Synthesis of Spherical Mesoporous TiO2 for High-Performance Battery-Supercapacitor Hybrid Devices

Abstract

Hybrid supercapacitors, integrated system of battery and supercapacitor, have been increasingly studied due to its excellent energy density as well as high power density, with long cycle life. However, it is suffer from kinetic imbalance between sluggish faradaic anode based on lithium ion intercalation and rapid non-faradaic capacitive cathode. One of the solutions of the imbalance problem is take high-power anode materials which can be possible fast charge/discharge. Another solution is nanostructuring electrode resulting in higher capacity and rate capability. Herein, we choose high power anode material, titanium dioxide (TiO2) and synthesized mesoporous TiO2 using facile one-pot self-assembly. The m-TiO2 electrode exhibit high capacity and rate performance derived from carbon-coated mesostructured; reversible capacity of ~198 mA h g-1 at 0.05 A g-1 within a potential range 1.0-3.0 V (vs. Li/Li+). The lithium-ion hybrid supercapacitor system fabricated using mesoporous TiO2 anode and activated carbon cathode perform high energy density and power density (63 W h kg-1, and 4,044 W kg-1) within a potential window form 0-3.0V. On the other hand, mesoporous structured samples have some challenge related to volume occupation.
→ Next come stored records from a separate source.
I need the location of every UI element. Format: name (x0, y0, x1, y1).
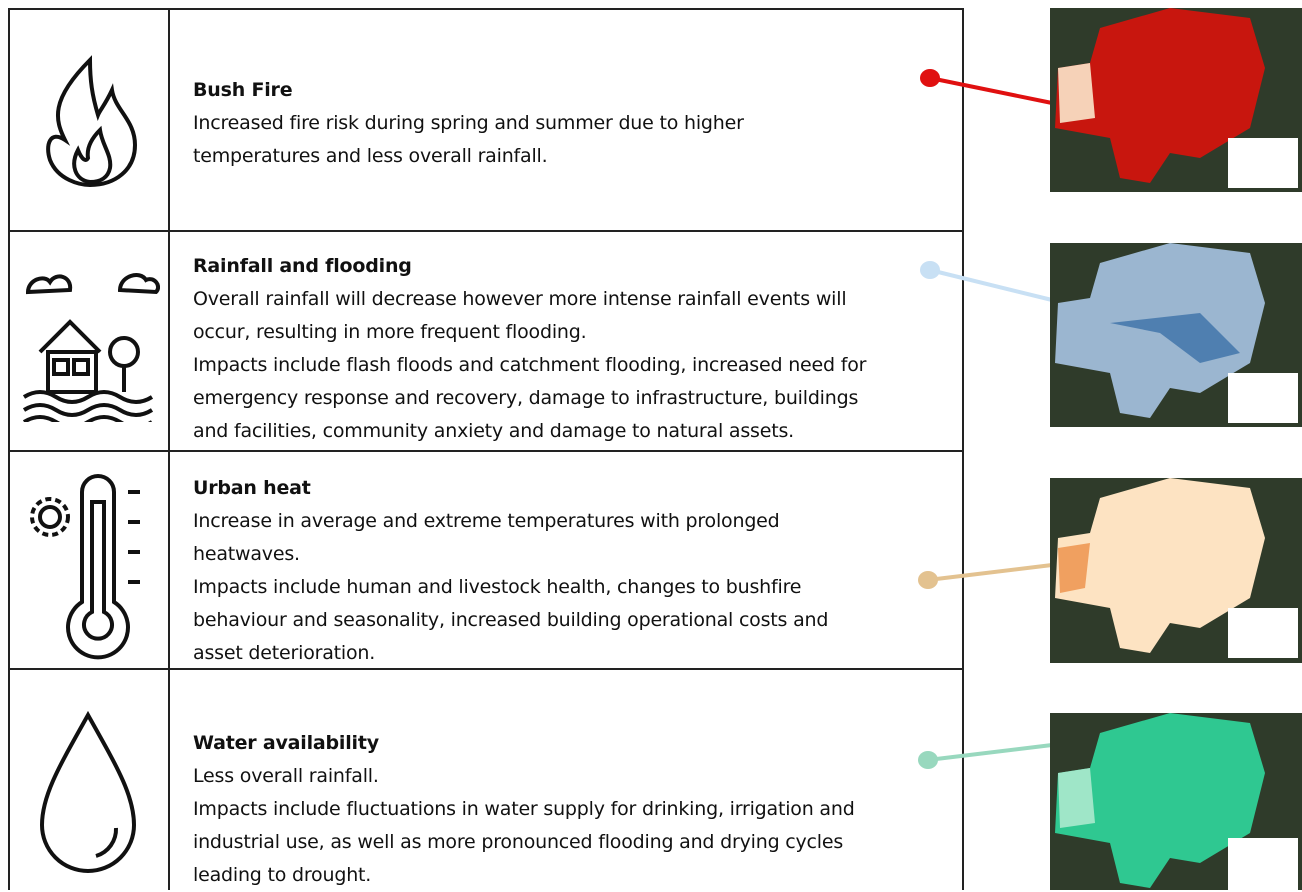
map-image (1050, 8, 1302, 192)
connector (930, 78, 1052, 103)
bushfire-map (1050, 8, 1302, 192)
connector (928, 565, 1052, 580)
map-image (1050, 243, 1302, 427)
connector-dot (918, 571, 938, 589)
connector-dot (920, 69, 940, 87)
map-image (1050, 713, 1302, 890)
connector-dot (920, 261, 940, 279)
connector (930, 270, 1052, 300)
map-image (1050, 478, 1302, 663)
connector-dot (918, 751, 938, 769)
water-map (1050, 713, 1302, 890)
flood-map (1050, 243, 1302, 427)
page: Bush Fire Increased fire risk during spr… (0, 0, 1302, 890)
heat-map (1050, 478, 1302, 663)
connector (928, 745, 1052, 760)
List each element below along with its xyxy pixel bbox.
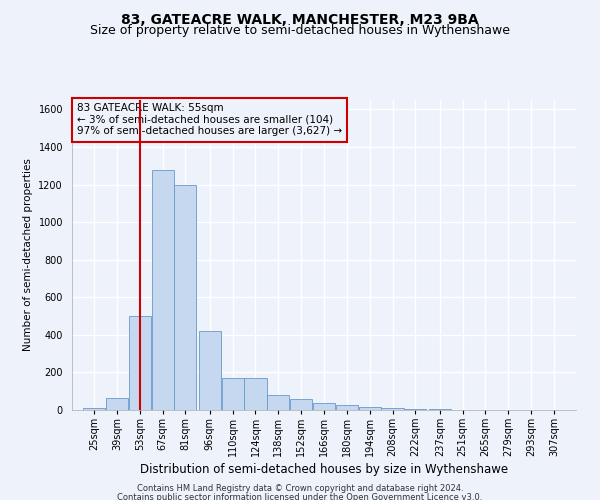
Bar (313, 404, 335, 410)
Bar (175, 186, 196, 410)
Text: Contains public sector information licensed under the Open Government Licence v3: Contains public sector information licen… (118, 493, 482, 500)
Bar (382, 408, 404, 410)
Bar (244, 378, 266, 410)
X-axis label: Distribution of semi-detached houses by size in Wythenshawe: Distribution of semi-detached houses by … (140, 464, 508, 476)
Text: Contains HM Land Registry data © Crown copyright and database right 2024.: Contains HM Land Registry data © Crown c… (137, 484, 463, 493)
Text: 83 GATEACRE WALK: 55sqm
← 3% of semi-detached houses are smaller (104)
97% of se: 83 GATEACRE WALK: 55sqm ← 3% of semi-det… (77, 103, 342, 136)
Bar (152, 170, 173, 410)
Y-axis label: Number of semi-detached properties: Number of semi-detached properties (23, 158, 33, 352)
Text: 83, GATEACRE WALK, MANCHESTER, M23 9BA: 83, GATEACRE WALK, MANCHESTER, M23 9BA (121, 12, 479, 26)
Bar (106, 398, 128, 410)
Bar (221, 378, 244, 410)
Bar (199, 331, 221, 410)
Bar (336, 406, 358, 410)
Bar (83, 408, 105, 410)
Bar (128, 316, 151, 410)
Text: Size of property relative to semi-detached houses in Wythenshawe: Size of property relative to semi-detach… (90, 24, 510, 37)
Bar (290, 398, 312, 410)
Bar (268, 395, 289, 410)
Bar (359, 407, 380, 410)
Bar (404, 409, 427, 410)
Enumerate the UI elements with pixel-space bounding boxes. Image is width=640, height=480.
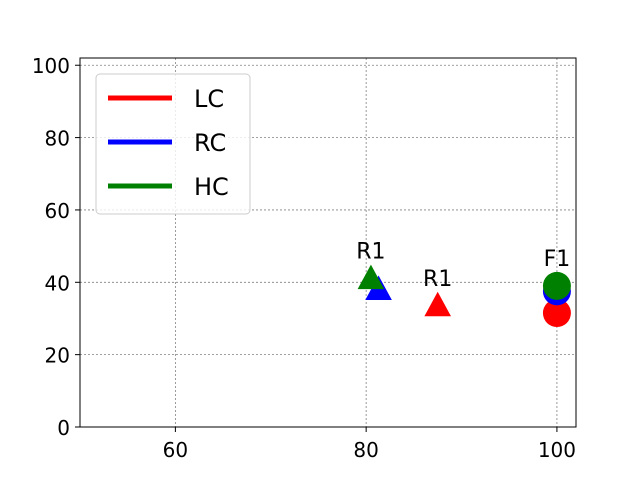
data-points xyxy=(357,264,571,328)
point-label: R1 xyxy=(423,267,452,292)
legend: LC RC HC xyxy=(95,73,251,215)
plot-frame xyxy=(79,57,577,428)
x-tick-label: 80 xyxy=(353,438,378,462)
circle-marker-lc xyxy=(542,299,571,328)
triangle-marker-lc xyxy=(424,291,451,317)
legend-box xyxy=(95,73,251,215)
y-tick-label: 0 xyxy=(57,416,70,440)
y-tick-label: 80 xyxy=(45,127,70,151)
triangle-marker-hc xyxy=(357,264,385,290)
point-label: R1 xyxy=(356,240,385,265)
point-annotations: R1 R1 F1 xyxy=(356,240,570,292)
legend-label: LC xyxy=(194,85,224,113)
x-tick-label: 60 xyxy=(163,438,188,462)
legend-label: RC xyxy=(194,129,226,157)
circle-marker-hc xyxy=(542,271,571,300)
x-axis-ticks: 60 80 100 xyxy=(163,427,576,462)
y-axis-ticks: 0 20 40 60 80 100 xyxy=(32,54,80,440)
y-tick-label: 20 xyxy=(45,344,70,368)
x-tick-label: 100 xyxy=(538,438,576,462)
y-tick-label: 40 xyxy=(45,271,70,295)
point-label: F1 xyxy=(544,247,571,272)
y-tick-label: 60 xyxy=(45,199,70,223)
y-tick-label: 100 xyxy=(32,54,70,78)
legend-label: HC xyxy=(194,173,229,201)
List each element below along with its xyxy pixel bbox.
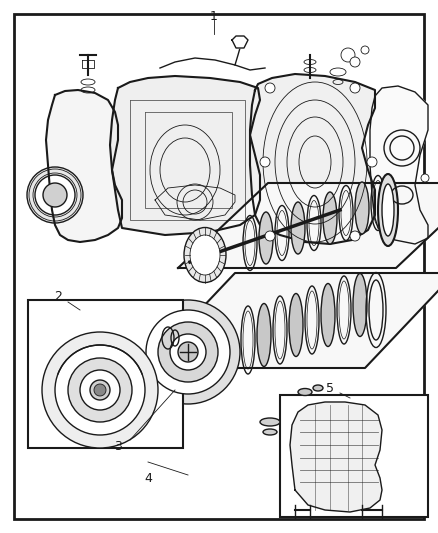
Circle shape	[90, 380, 110, 400]
Polygon shape	[178, 183, 438, 268]
Circle shape	[341, 48, 355, 62]
Circle shape	[27, 167, 83, 223]
Ellipse shape	[263, 429, 277, 435]
Circle shape	[158, 322, 218, 382]
Circle shape	[35, 175, 75, 215]
Circle shape	[350, 231, 360, 241]
Circle shape	[94, 384, 106, 396]
Circle shape	[265, 83, 275, 93]
Polygon shape	[250, 74, 375, 244]
Polygon shape	[370, 86, 428, 244]
Text: 3: 3	[114, 440, 122, 454]
Circle shape	[350, 83, 360, 93]
Circle shape	[421, 174, 429, 182]
Polygon shape	[46, 90, 122, 242]
Polygon shape	[290, 402, 382, 512]
Circle shape	[42, 332, 158, 448]
Bar	[28, 300, 183, 448]
Ellipse shape	[259, 212, 273, 264]
Circle shape	[178, 342, 198, 362]
Circle shape	[43, 183, 67, 207]
Circle shape	[350, 57, 360, 67]
Circle shape	[80, 370, 120, 410]
Ellipse shape	[190, 235, 220, 275]
Circle shape	[170, 334, 206, 370]
Bar	[280, 395, 428, 517]
Polygon shape	[145, 273, 438, 368]
Text: 4: 4	[144, 472, 152, 484]
Circle shape	[260, 157, 270, 167]
Circle shape	[361, 46, 369, 54]
Circle shape	[146, 310, 230, 394]
Ellipse shape	[184, 228, 226, 282]
Text: 5: 5	[326, 382, 334, 394]
Ellipse shape	[378, 174, 398, 246]
Text: 1: 1	[210, 10, 218, 22]
Ellipse shape	[323, 192, 337, 244]
Ellipse shape	[257, 303, 271, 367]
Ellipse shape	[289, 294, 303, 357]
Circle shape	[55, 345, 145, 435]
Text: 2: 2	[54, 289, 62, 303]
Ellipse shape	[353, 273, 367, 336]
Ellipse shape	[260, 418, 280, 426]
Polygon shape	[110, 76, 260, 235]
Polygon shape	[232, 36, 248, 48]
Circle shape	[265, 231, 275, 241]
Ellipse shape	[355, 182, 369, 234]
Circle shape	[367, 157, 377, 167]
Ellipse shape	[298, 389, 312, 395]
Ellipse shape	[313, 385, 323, 391]
Circle shape	[68, 358, 132, 422]
Ellipse shape	[382, 184, 394, 236]
Ellipse shape	[291, 202, 305, 254]
Circle shape	[136, 300, 240, 404]
Ellipse shape	[321, 284, 335, 346]
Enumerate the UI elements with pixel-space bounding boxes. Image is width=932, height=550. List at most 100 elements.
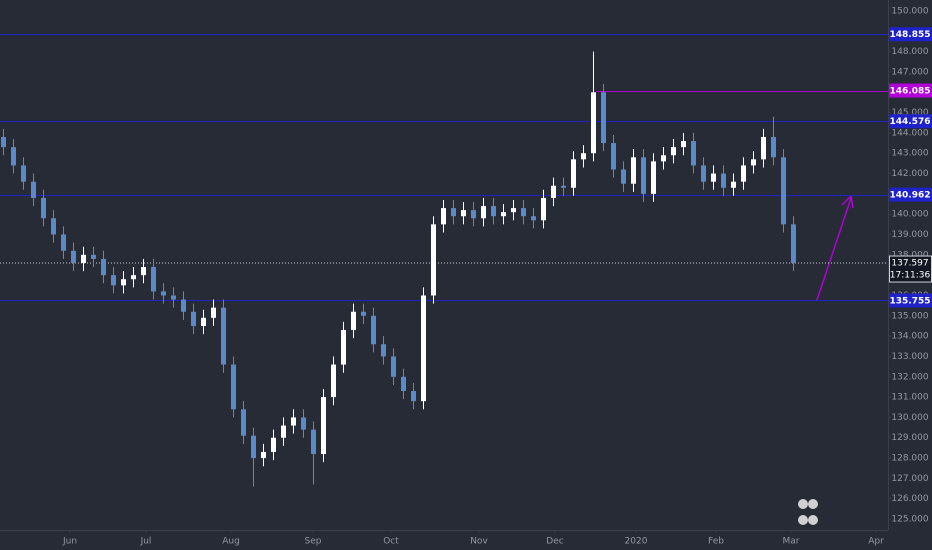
candle-body (251, 435, 256, 459)
x-tick-label: Dec (546, 537, 563, 547)
candle-body (201, 317, 206, 326)
candle-body (171, 295, 176, 300)
candle-body (341, 330, 346, 365)
level-label-box (889, 27, 932, 42)
x-tick-label: Jun (62, 537, 77, 547)
y-tick-label: 145.000 (891, 108, 928, 118)
candle-body (771, 136, 776, 158)
arrow-line (816, 197, 852, 301)
level-label-box (889, 293, 932, 308)
level-label: 144.576 (890, 117, 931, 127)
x-tick-label: Sep (305, 537, 322, 547)
candle-body (691, 141, 696, 166)
candle-body (211, 307, 216, 318)
y-tick-label: 130.000 (891, 413, 928, 423)
candle-body (271, 437, 276, 452)
candle-body (741, 165, 746, 182)
icon (808, 499, 818, 509)
candle-body (281, 425, 286, 438)
y-tick-label: 150.000 (891, 6, 928, 16)
candle-body (721, 173, 726, 188)
y-tick-label: 135.000 (891, 311, 928, 321)
candle-body (501, 212, 506, 217)
y-tick-label: 143.000 (891, 149, 928, 159)
y-tick-label: 129.000 (891, 433, 928, 443)
y-tick-label: 134.000 (891, 332, 928, 342)
candle-body (671, 147, 676, 156)
candle-body (421, 295, 426, 402)
candle-body (371, 315, 376, 345)
candle-body (151, 267, 156, 292)
candle-body (1, 136, 6, 148)
candle-body (101, 258, 106, 276)
candle-body (521, 208, 526, 217)
candle-body (621, 169, 626, 184)
candle-body (441, 208, 446, 225)
candle-body (311, 429, 316, 454)
candle-body (351, 311, 356, 331)
x-tick-label: Oct (383, 537, 399, 547)
candle-body (551, 185, 556, 198)
candle-body (21, 165, 26, 182)
y-tick-label: 127.000 (891, 474, 928, 484)
candle-body (231, 364, 236, 410)
candle-body (261, 451, 266, 459)
candle-body (681, 141, 686, 148)
x-tick-label: Feb (708, 537, 724, 547)
candle-body (641, 157, 646, 194)
candle-body (401, 376, 406, 391)
candle-body (651, 161, 656, 194)
candle-body (591, 92, 596, 154)
y-tick-label: 138.000 (891, 250, 928, 260)
y-tick-label: 126.000 (891, 494, 928, 504)
candle-body (221, 307, 226, 365)
y-tick-label: 148.000 (891, 47, 928, 57)
x-tick-label: Mar (783, 537, 800, 547)
last-price-box (889, 255, 932, 283)
candle-body (41, 197, 46, 219)
candle-body (81, 254, 86, 263)
candle-body (71, 250, 76, 263)
candle-body (751, 159, 756, 166)
candle-body (481, 206, 486, 219)
candle-body (701, 165, 706, 182)
y-tick-label: 132.000 (891, 372, 928, 382)
candle-body (451, 208, 456, 217)
level-label: 148.855 (890, 30, 931, 40)
y-tick-label: 131.000 (891, 393, 928, 403)
candle-body (61, 234, 66, 251)
candle-body (191, 311, 196, 326)
icon (798, 515, 808, 525)
candle-body (431, 224, 436, 296)
candle-body (411, 390, 416, 402)
candle-body (111, 275, 116, 286)
x-tick-label: Aug (222, 537, 240, 547)
candle-body (241, 409, 246, 436)
y-tick-label: 147.000 (891, 67, 928, 77)
candle-body (731, 181, 736, 188)
candle-body (631, 157, 636, 184)
candle-body (661, 155, 666, 162)
candle-body (491, 206, 496, 217)
level-label-box (889, 187, 932, 202)
candle-body (791, 224, 796, 263)
y-tick-label: 144.000 (891, 128, 928, 138)
y-tick-label: 139.000 (891, 230, 928, 240)
x-tick-label: Apr (868, 537, 884, 547)
candle-body (361, 311, 366, 316)
candle-body (141, 267, 146, 276)
x-tick-label: Nov (470, 537, 488, 547)
icon (808, 515, 818, 525)
level-label: 135.755 (890, 296, 931, 306)
candle-body (581, 153, 586, 160)
candle-body (781, 157, 786, 225)
y-tick-label: 142.000 (891, 169, 928, 179)
candle-body (761, 136, 766, 160)
y-tick-label: 133.000 (891, 352, 928, 362)
candle-body (531, 216, 536, 221)
candle-body (391, 356, 396, 377)
x-tick-label: Jul (140, 537, 152, 547)
candle-body (91, 254, 96, 259)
Due to its huge surface area and pore volume, mesoporous structured electrode occupied large space, which interrupt commercialization. To mitigate this problem, morphology controlled particle was synthesized through simple method. Therefore, spherical mesoporous TiO2 performed improved volumetric capacity with excellent rate capability (228 mA h cm-3 at 0.05 A g-1 and 92 mA h cm-3 at 5 A g-1). Volumetric energy and power density of lithium-ion hybrid supercapacitor using spherical TiO2 are 36 W h L-1 and 1269 W L-1. In this works, we suggest the direction of lithium-ion hybrid supercapacitors for commercialization.